In the early 1970s, after several years of making large scale paintings Nozkowski reacted to the macho scale of both Abstract Expressionism and Minimalism, and decided to work small, and on the easel — initially painting on 16-by-22-inch pieces of art-store canvas board.

By 1979, he had found an audience for his work in New York. Through a number of solo exhibitions at 55 Mercer Gallery and Rosa Esman Gallery in the 1980s, along with The Museum of Modern Art acquiring his work in 1982, his reputation for creating evocative drawings, prints, and paintings was solidified.

Nozkowski supported himself as a graphic artist working for magazines. He first worked for Time Magazine and then in 1980 became the production director of Mad Magazine, agreeing to take the post if he could have a three day work week.
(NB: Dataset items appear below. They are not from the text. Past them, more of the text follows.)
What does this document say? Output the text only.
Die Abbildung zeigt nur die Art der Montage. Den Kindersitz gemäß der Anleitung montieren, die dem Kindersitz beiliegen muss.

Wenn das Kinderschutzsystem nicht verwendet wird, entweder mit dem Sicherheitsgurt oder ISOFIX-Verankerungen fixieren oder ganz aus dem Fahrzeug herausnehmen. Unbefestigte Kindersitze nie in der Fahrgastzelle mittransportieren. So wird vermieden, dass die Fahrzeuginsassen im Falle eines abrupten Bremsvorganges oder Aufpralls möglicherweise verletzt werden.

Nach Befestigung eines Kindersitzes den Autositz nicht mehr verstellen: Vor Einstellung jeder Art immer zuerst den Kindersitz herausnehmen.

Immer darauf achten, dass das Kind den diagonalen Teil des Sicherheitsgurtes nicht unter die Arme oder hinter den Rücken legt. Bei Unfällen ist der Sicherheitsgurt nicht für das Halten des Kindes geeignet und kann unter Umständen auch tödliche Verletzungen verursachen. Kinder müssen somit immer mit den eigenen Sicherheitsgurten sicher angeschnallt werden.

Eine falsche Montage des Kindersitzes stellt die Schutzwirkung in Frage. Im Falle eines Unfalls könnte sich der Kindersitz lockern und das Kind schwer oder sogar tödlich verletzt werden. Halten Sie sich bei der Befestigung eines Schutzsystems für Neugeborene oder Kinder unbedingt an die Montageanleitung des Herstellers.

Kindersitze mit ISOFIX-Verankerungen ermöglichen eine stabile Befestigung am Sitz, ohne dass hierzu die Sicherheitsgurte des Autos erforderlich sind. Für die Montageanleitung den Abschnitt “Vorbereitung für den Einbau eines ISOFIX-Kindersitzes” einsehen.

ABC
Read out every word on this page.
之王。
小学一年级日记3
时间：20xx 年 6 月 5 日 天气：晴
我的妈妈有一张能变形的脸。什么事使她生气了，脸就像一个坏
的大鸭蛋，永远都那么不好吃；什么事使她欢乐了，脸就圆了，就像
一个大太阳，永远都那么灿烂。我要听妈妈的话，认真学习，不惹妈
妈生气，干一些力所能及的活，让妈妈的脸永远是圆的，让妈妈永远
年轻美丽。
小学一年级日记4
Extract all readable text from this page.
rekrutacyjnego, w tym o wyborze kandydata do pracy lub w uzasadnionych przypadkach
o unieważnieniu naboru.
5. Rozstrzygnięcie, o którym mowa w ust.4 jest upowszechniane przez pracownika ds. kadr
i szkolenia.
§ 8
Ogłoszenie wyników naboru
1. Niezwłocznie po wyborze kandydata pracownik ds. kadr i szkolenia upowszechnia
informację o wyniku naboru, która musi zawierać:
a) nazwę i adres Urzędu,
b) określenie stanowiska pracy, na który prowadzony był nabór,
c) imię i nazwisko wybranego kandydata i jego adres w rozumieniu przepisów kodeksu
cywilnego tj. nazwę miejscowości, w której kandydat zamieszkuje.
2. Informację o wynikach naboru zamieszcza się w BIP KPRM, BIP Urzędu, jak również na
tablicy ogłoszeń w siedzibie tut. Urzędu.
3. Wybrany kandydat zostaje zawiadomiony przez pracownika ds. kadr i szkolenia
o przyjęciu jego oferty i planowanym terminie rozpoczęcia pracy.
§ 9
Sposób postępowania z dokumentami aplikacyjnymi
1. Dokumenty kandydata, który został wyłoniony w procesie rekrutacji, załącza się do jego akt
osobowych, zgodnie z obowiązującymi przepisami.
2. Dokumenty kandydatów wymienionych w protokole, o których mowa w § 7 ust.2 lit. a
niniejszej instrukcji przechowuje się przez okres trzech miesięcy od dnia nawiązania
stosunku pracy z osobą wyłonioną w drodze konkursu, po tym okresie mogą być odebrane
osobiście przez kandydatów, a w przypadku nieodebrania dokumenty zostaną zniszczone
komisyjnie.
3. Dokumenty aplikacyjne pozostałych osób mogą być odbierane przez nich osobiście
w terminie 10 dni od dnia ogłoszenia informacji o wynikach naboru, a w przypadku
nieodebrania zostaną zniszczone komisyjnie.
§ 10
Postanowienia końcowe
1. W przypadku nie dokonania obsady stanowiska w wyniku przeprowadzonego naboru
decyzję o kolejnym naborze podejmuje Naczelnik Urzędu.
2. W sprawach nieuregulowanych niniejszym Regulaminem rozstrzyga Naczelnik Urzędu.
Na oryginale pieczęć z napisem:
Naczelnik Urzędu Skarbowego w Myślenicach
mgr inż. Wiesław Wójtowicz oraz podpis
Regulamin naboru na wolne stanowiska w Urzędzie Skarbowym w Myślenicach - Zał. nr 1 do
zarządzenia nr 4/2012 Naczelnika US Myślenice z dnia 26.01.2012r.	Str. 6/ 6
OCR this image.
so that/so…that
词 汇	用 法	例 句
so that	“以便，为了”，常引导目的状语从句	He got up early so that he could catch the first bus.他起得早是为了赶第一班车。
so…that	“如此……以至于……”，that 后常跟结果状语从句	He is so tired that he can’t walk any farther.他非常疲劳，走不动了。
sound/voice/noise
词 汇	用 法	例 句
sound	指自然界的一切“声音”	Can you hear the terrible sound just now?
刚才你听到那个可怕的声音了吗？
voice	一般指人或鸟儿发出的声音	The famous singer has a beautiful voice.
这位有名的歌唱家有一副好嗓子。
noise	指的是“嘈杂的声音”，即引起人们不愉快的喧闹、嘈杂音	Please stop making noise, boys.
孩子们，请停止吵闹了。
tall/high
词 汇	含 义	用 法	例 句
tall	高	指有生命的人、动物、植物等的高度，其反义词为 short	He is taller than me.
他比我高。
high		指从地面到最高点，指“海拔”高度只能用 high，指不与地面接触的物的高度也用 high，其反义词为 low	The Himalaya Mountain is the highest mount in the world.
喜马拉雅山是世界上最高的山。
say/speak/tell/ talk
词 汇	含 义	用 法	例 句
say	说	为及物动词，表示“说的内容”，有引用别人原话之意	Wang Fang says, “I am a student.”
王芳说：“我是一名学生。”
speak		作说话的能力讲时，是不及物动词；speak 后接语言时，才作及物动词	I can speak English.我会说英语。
For more than four decades, Nozkowski painted almost every day, often in his studio in upstate New York. He had over 80 one-person shows of his work, most recently at the Pace Gallery which has represented him since 2008. Among his significant exhibitions were surveys at the Corcoran Gallery of Art in 1987, Ludwig Museum in 2007 and Fisher Landau Center in 2008. Nozkowski appeared in the main exhibition at the 2007 Venice Biennale curated by Rob Storr. He was the subject of a retrospective of works on paper at the New York Studio School in 2003 and a career retrospective at the National Gallery of Canada in 2009. Other exhibitions include, 70 Years of Abstract Painting - Excerpts, 2011, curated by Stephanie Buhmann at Jason McCoy Gallery, New York.

His work was written about and admired by art critics including Peter Schjeldahl, Marjorie Welish, John Yau and Robert Storr.

==Achievements==
Nozkowski's long career includes achievements such as a 1993 Guggenheim Fellowship for Creative Arts, a 1999 award for painting from The American Academy of Arts and Letters and in 2008, the President's Citation of Cooper Union. In 2010, Nozkowski was elected to The American Academy of Arts and Letters.

==Collections==
- Metropolitan Museum of Art, New York
- Museum of Fine Arts Boston,
- Brooklyn Museum New York,
- Morgan Library and Museum, New York
- Museum of Modern Art, New York
- Phillips Collection, Washington, DC
- San Francisco Museum of Modern Art.